Bacteria play a significant role in oral health, whether it’s related to gingivitis or tooth decay. But for Dr. Shareef Dabdoub, assistant professor in the Department of Periodontics and the Division of Biostatistics and Computational Biology at the University of Iowa College of Dentistry, viruses may play an equally or perhaps more important role in understanding oral health.
In 2024, Dabdoub received an NIH R03 grant to investigate the oral virome, the vast population of viruses inhabiting the mouth. Although the oral microbiome has been studied extensively, the viral component remains largely uncharted. “Viruses have been overlooked primarily because they’re hard to study,” Dabdoub explains. “Unlike bacteria, which can often be cultured and identified through common genetic markers, viruses lack similar universal marker genes. Until recently, the technology to study them at scale simply wasn’t available.”
Advances in high-throughput sequencing have changed that, enabling researchers to capture the full genetic picture of oral samples. Yet challenges remain. “When we sequence saliva or plaque, most of what we get is human DNA,” says Dabdoub. “We can lose up to 90 percent of the data just filtering that out. And viruses make up only about five to ten percent of the biomass, so every bit of information matters.”
Despite these hurdles, early findings suggest that viruses, especially bacteriophages, may play a critical role in oral health. Bacteriophages are viruses that infect bacteria. “We know there are ecological shifts in viral populations between health and disease,” Dabdoub says. “Some viruses appear more often in periodontal disease than in healthy sites. But we don’t yet understand their function or how they may influence disease progression.”
That knowledge gap is what makes this research so compelling. In a single sample, Dabdoub’s team may find thousands of viruses, roughly ten times more than the typical number of bacterial species. “The battle between bacteria and viruses has been going on far longer than our battle with bacteria,” he notes. “Bacteria have evolved defense systems to fight off phages and phages have co-evolved anti-defense mechanisms. Understanding these interactions could open new doors for treatment.”
One promising avenue is phage therapy, that is, using viruses to target harmful bacteria. “Many antibiotics are broad-spectrum, which means they wipe out both harmful and beneficial bacteria,” Dabdoub explains. “Phages, on the other hand, are highly specific. If we can identify which phages target disease-associated bacteria, we could develop therapies that restore balance more effectively with fewer side effects.” Such precision could be especially valuable in the oral cavity, where disease often results from shifts in microbial communities rather than the arrival of foreign pathogens.

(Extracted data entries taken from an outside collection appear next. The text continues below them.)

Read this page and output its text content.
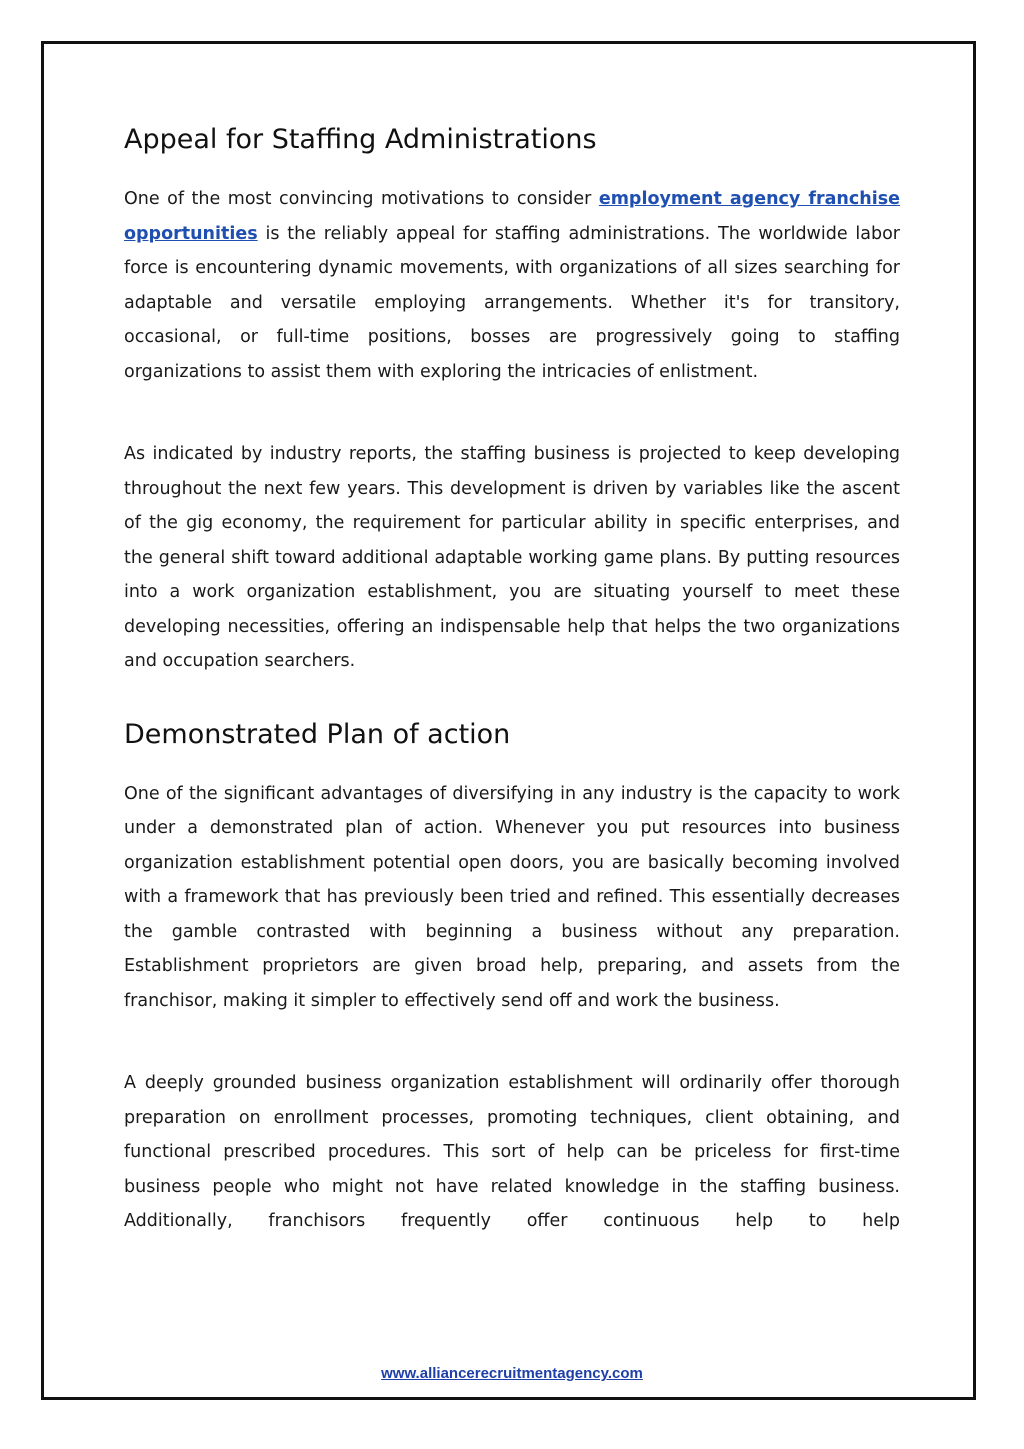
Appeal for Staffing Administrations

One of the most convincing motivations to consider employment agency franchise opportunities is the reliably appeal for staffing administrations. The worldwide labor force is encountering dynamic movements, with organizations of all sizes searching for adaptable and versatile employing arrangements. Whether it's for transitory, occasional, or full-time positions, bosses are progressively going to staffing organizations to assist them with exploring the intricacies of enlistment.

As indicated by industry reports, the staffing business is projected to keep developing throughout the next few years. This development is driven by variables like the ascent of the gig economy, the requirement for particular ability in specific enterprises, and the general shift toward additional adaptable working game plans. By putting resources into a work organization establishment, you are situating yourself to meet these developing necessities, offering an indispensable help that helps the two organizations and occupation searchers.

Demonstrated Plan of action

One of the significant advantages of diversifying in any industry is the capacity to work under a demonstrated plan of action. Whenever you put resources into business organization establishment potential open doors, you are basically becoming involved with a framework that has previously been tried and refined. This essentially decreases the gamble contrasted with beginning a business without any preparation. Establishment proprietors are given broad help, preparing, and assets from the franchisor, making it simpler to effectively send off and work the business.

A deeply grounded business organization establishment will ordinarily offer thorough preparation on enrollment processes, promoting techniques, client obtaining, and functional prescribed procedures. This sort of help can be priceless for first-time business people who might not have related knowledge in the staffing business. Additionally, franchisors frequently offer continuous help to help

www.alliancerecruitmentagency.com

To make sense of the enormous datasets generated by metagenomic sequencing, Dabdoub employs advanced computational tools, including machine learning. “Deep learning approaches are incredibly useful for identifying viral genomes,” he says. “Viruses evolve rapidly and often borrow genes from bacteria, so traditional database matching doesn’t work well. Machine learning can detect patterns and predict which sequences belong to viruses, even those we’ve never seen before.”
His team also uses ensemble models to predict virus-host relationships, a critical step toward understanding how phages interact with bacteria. “Knowing which viruses pair with which hosts helps us explore therapeutic potential,” Dabdoub says.
Looking ahead, Dabdoub envisions a future where oral health research integrates multiple layers of data, including DNA, RNA, proteins, and metabolites, to capture a complete picture of disease processes. “We need to move beyond identifying who’s there to understanding what they’re doing and how that fits into a systemic picture,” he says. “Combining genomics with transcriptomics and other approaches will give us an end-to-end view of how viruses, bacteria, and the immune system interact.”
For now, his work is laying the foundation for that future and for a new era in oral health research. “The oral virome is a frontier,” Dabdoub says. “We’re just beginning to understand its complexity, but the potential impact on patient care is enormous.”